Öfter mal Lineal statt Millionenpaket

schotter1Einer aufmerksamen Leserin verdanke ich den Hinweis auf die schöne DVD »Schotter wie Heu« [2002]. Hauptdarsteller dieses liebevollen Dokumentarfilms ist die Bevölkerung des Örtchens Gammesfeld im Landkreis Schwäbisch Hall; insbesondere Fritz Vogt, geschäftsführender Vorstand der kleinsten Bank Deutschlands. Den Filmemacherinnen Wiltrud Baier und Sigrun Köhler gelang mit diesem 100-minütigen Film eine regionale Miniatur, die dem ZDF damals einen Sendeplatz in der Reihe »Das kleine Fernsehspiel« wert war. Natürlich verhehlt der Film auch nicht die Schattenseiten der ländlichen Mikrowelt; ihre Konflikte, ihre ungeschriebenen Dorfregeln, ihre Abschottung gegenüber Außenstehenden. Deutsche Untertitel (!) auf der DVD erleichtern den Einstieg in den örtlichen Dialekt der Hohenlohe.

»Was ist schon ein Bankräuber gegen einen Bankdirektor«, zitiert Vogt aus Bertolt Brechts »Dreigroschenoper«. Bankbetrieblich organisierten Raub am Vermögen seiner Kunden lehnt er ab – und verweist darauf, dass Raiffeisen seine genossenschaftliche Tätigkeit unentgeltlich ausgeübt habe. Nicht wie jene Banker, die fünf Millionen nur dafür bekämen, dass sie ihren Stuhl räumen müssten, vergleicht Vogt hier schon im Jahr 2001 kontrastreich. Parallel zu den aktuellen Pleiten und milliardenschweren Fehlspekulationen mit anvertrautem Vermögen gesehen, gewinnen die – nur scheinbar dörflich-rückständigen – Ansichten von »Deutschlands einzigem antikapitalistischen Bankdirektor« an ungeheurer Relevanz und Orientierungskraft für die Gegenwart.

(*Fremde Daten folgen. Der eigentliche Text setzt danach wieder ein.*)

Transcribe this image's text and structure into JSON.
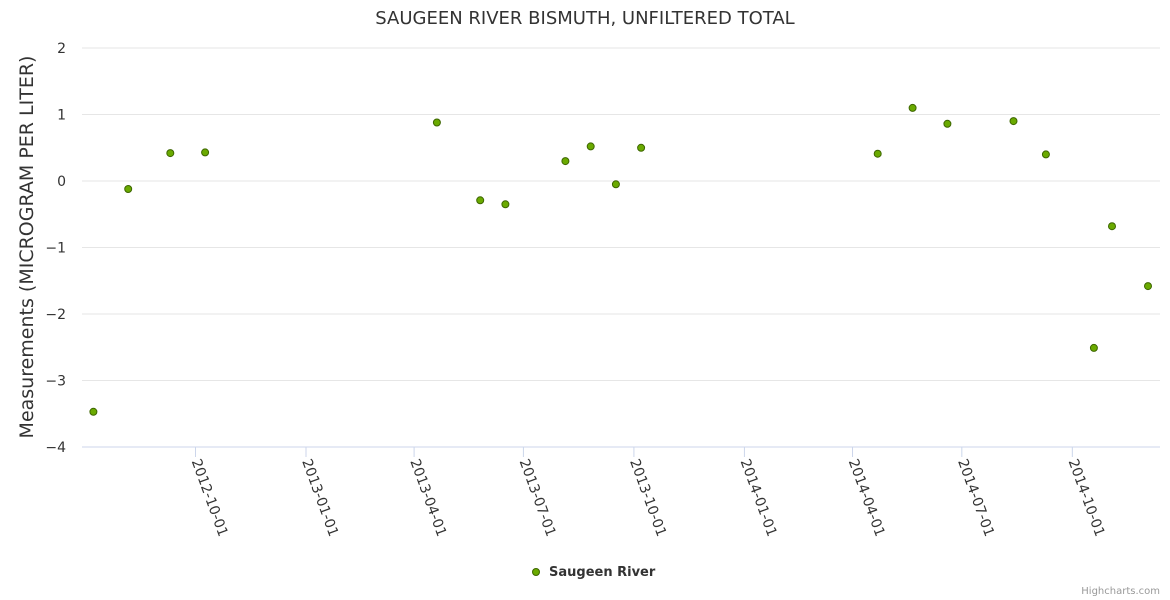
{
  "chart_data": {
    "type": "scatter",
    "title": "SAUGEEN RIVER BISMUTH, UNFILTERED TOTAL",
    "xlabel": "",
    "ylabel": "Measurements (MICROGRAM PER LITER)",
    "ylim": [
      -4,
      2
    ],
    "yticks": [
      "2",
      "1",
      "0",
      "−1",
      "−2",
      "−3",
      "−4"
    ],
    "ytick_values": [
      2,
      1,
      0,
      -1,
      -2,
      -3,
      -4
    ],
    "xlim": [
      "2012-07-06",
      "2014-12-03"
    ],
    "xticks": [
      "2012-10-01",
      "2013-01-01",
      "2013-04-01",
      "2013-07-01",
      "2013-10-01",
      "2014-01-01",
      "2014-04-01",
      "2014-07-01",
      "2014-10-01"
    ],
    "grid": true,
    "legend_position": "bottom-center",
    "series": [
      {
        "name": "Saugeen River",
        "color": "#6aaa00",
        "points": [
          {
            "x": "2012-07-08",
            "y": -3.47
          },
          {
            "x": "2012-08-06",
            "y": -0.12
          },
          {
            "x": "2012-09-10",
            "y": 0.42
          },
          {
            "x": "2012-10-09",
            "y": 0.43
          },
          {
            "x": "2013-04-20",
            "y": 0.88
          },
          {
            "x": "2013-05-26",
            "y": -0.29
          },
          {
            "x": "2013-06-16",
            "y": -0.35
          },
          {
            "x": "2013-08-05",
            "y": 0.3
          },
          {
            "x": "2013-08-26",
            "y": 0.52
          },
          {
            "x": "2013-09-16",
            "y": -0.05
          },
          {
            "x": "2013-10-07",
            "y": 0.5
          },
          {
            "x": "2014-04-22",
            "y": 0.41
          },
          {
            "x": "2014-05-21",
            "y": 1.1
          },
          {
            "x": "2014-06-19",
            "y": 0.86
          },
          {
            "x": "2014-08-13",
            "y": 0.9
          },
          {
            "x": "2014-09-09",
            "y": 0.4
          },
          {
            "x": "2014-10-19",
            "y": -2.51
          },
          {
            "x": "2014-11-03",
            "y": -0.68
          },
          {
            "x": "2014-12-03",
            "y": -1.58
          }
        ]
      }
    ],
    "credits": "Highcharts.com"
  }
}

Euro-Umstellung zum 1. Januar 2002: Während in der deutschen Bankenlandschaft Projektteams formiert und millionenschwere Software-Updates (mal mehr, mal weniger erfolgreich) auf den Programmierweg gebracht werden, bleibt Fritz Vogt gelassen – und zieht mit Stift und Lineal einfach einen sauberen Strich ins Bilanzbuch. Und nicht etwa auf einem neuen Blatt. Für die Währungsumstellung fange er doch nicht extra eine neue Seite an, räsoniert er; seine Zentrale in Stuttgart kämpft hingegen mit Computerproblemen. Eine elektronische Briefwaage schafft Fritz Vogt ganz schnell wieder ab. Viel zu ungenau, findet er; das mechanische Modell seines Großvaters wiege Briefe um Längen genauer. So skurril es auch anmutet: Vogt organisiert sich und seine Arbeit mit dem Blick aufs Wesentliche, schneidert sich und seiner Bank – zum Wohl seiner Kunden – eher simple statt teure Lösungen auf den Leib. Sein Tiefenwissen orientiert sich am Maß des Menschen: Öfter mal Lineal – statt immer nur Millionenpaket.

Sein designierter Nachfolger Peter Breiter führt die Bank mit Vogts Unterstützung weiterhin in Personalunion – und hat seinen Laptop mitgebracht. Nunmehr mit PC-Unterstützung, wünsche ich Breiter ein ebenso maßgeschneidertes, individuelles »bankbetriebliches Wissensmanagement«, und weiterhin den Blick fürs Wesentliche zum Nutzen seiner Kunden.

Seine erste Mutprobe hat er kürzlich bei einem Überfall bereits bestanden – genau wie seinerzeit Fritz Vogt schlug er eigenhändig Bankräuber in die Flucht. »Wer zeitlebens Psychoterror von oben überstanden hat, der übersteht auch Psychoterror von unten«, so Vogt später. Ob Bankenaufsicht (»Psychoterror von oben«) oder Bankräuber – Peter Breiter wird beides zu spüren bekommen. Ich hoffe, dass der Stabwechsel gelingt.